Event-Planning Reminders From “Christmas Vacation”
Event- and conference-related takeaways from the holiday comedy classic National Lampoon’s Christmas Vacation and its lead character, Clark Griswold.
With the holiday season come lots of traditions. On the list for me: baking cookies, building a gingerbread house, taking in the decorations at Willard Intercontinental Hotel here in DC, and of course, watching lots of Christmas movies.
My must-watch list includes A Christmas Story, Home Alone, Love Actually, It’s a Wonderful Life, Elf, and National Lampoon’s Christmas Vacation. So far, I’ve crossed three off the list. And, as I was watching Christmas Vacation last weekend, I couldn’t help but notice the film has a lot of good takeaways related to conferences and events.
So, in keeping with the holiday spirit and to finish out my blog for 2016 on a lighter note, I offer up four lessons and reminders from the Christmas classic.
Less is more. Main character Clark Griswold really wants the decorations on the family house to stand out from the neighbors. To make that happen, he strings 250 strands of lights with 25,000 lightbulbs on them. And, boy, does the house light up—so much so that it blinds the next-door neighbors and can be seen from high above. Memorable? Yes. Overboard? For sure. So, as you’re designing your upcoming events, keep in mind that a little can go a long way. You want the design to stand out but not overwhelm attendees.
Expect the unexpected. The Griswolds encounter a lot of obstacles, letdowns, and unintended situations as they make their way through the Christmas season. One is an overcooked turkey. Another is the unexpected—and chaotic—arrival of Uncle Eddie, and his family, and the dog, and their RV parked in the driveway. But the Griswolds make the best of the situation, even when extremely frustrating at times. Anyone who has ever planned a meeting or event knows you’ll likely run into something you didn’t anticipate. That’s why it’s important to plan for the unexpected and have crisis communication or evacuation plans on hand.
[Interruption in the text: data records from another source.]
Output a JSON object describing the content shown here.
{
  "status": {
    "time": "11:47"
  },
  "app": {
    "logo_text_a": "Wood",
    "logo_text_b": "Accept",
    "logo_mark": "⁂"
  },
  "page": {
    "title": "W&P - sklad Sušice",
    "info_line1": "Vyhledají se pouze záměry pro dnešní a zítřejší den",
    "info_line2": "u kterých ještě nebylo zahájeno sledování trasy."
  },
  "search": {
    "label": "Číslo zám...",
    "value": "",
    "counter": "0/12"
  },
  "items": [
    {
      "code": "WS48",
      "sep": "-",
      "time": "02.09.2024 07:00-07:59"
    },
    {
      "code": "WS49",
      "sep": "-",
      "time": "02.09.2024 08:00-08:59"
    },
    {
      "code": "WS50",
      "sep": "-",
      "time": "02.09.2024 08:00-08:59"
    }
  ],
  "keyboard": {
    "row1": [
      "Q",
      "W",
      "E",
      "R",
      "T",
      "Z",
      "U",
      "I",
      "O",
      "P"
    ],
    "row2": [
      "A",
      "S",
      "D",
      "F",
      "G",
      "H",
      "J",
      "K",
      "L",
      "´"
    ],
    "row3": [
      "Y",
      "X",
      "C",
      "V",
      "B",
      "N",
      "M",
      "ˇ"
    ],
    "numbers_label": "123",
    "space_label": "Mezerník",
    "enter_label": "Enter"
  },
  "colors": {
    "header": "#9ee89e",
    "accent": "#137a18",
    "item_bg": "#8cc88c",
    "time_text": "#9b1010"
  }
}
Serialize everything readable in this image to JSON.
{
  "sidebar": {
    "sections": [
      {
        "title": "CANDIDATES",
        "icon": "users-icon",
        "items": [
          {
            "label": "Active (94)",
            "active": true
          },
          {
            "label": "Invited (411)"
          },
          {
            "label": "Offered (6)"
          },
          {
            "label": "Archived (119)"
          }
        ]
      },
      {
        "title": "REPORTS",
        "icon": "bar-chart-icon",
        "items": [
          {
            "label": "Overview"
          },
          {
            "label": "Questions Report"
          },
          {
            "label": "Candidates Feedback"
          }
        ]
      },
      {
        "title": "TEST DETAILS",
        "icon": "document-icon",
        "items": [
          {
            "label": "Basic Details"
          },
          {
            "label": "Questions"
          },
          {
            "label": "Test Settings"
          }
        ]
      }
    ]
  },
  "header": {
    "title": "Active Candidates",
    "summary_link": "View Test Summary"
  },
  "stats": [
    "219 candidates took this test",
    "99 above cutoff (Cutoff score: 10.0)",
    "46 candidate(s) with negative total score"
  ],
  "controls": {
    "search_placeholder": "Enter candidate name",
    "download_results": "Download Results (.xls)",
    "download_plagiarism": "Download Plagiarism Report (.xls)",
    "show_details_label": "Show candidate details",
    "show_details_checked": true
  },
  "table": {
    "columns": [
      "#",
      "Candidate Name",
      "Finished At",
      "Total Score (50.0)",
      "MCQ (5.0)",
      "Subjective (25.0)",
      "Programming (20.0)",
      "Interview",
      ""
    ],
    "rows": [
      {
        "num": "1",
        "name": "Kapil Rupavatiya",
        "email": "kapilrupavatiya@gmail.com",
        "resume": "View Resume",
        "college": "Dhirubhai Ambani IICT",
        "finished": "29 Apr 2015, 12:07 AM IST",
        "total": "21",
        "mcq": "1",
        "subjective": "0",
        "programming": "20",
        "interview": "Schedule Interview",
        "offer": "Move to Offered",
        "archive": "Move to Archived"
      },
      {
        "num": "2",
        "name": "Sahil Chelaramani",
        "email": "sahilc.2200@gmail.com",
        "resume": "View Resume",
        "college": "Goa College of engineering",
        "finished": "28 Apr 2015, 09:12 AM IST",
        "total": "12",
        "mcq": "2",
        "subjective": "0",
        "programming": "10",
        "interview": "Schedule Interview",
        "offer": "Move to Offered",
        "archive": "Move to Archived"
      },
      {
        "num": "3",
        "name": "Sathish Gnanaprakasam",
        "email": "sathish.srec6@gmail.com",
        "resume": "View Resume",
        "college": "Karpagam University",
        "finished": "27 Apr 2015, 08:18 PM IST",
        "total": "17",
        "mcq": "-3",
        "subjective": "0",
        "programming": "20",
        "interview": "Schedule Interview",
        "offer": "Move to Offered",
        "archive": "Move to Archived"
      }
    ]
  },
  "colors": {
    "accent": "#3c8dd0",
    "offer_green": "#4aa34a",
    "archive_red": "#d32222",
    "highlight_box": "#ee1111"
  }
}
Remember, it’s always better to be overprepared than underprepared.
Industry conferences matter. When Clark isn’t busy getting in the Christmas spirit, he works as a food additive designer. During the movie, it’s revealed that his current project is a “non-nutritive cereal varnish” that seals and coats pieces so milk can’t penetrate them. His boss, Frank Shirley, is excited about the product and tells Clark he needs a brief write-up because he’d like to mention it in a speech he is giving at a trade group’s conference. Even though the film was released in 1989, this gesture speaks to the continued importance of face-to-face meetings and tradeshows to introduce new products and services that could help innovate an industry.
Experiences are top priority. In one of the movie’s first scenes, the Griswolds head out in the family station wagon to find the perfect Christmas tree. Even though the rest of the family would rather be somewhere else, Clark is determined to get everyone engaged in the festivities. “Nobody’s leaving. Nobody’s walking out on this fun, old-fashioned family Christmas. No, no. We’re all in this together,” he tells them. As meeting planners, your ultimate job is to create experiences for attendees that they won’t want to leave.
Now it’s your turn. What lessons have you taken away from holiday movies—work-related or otherwise? Please share in the comments.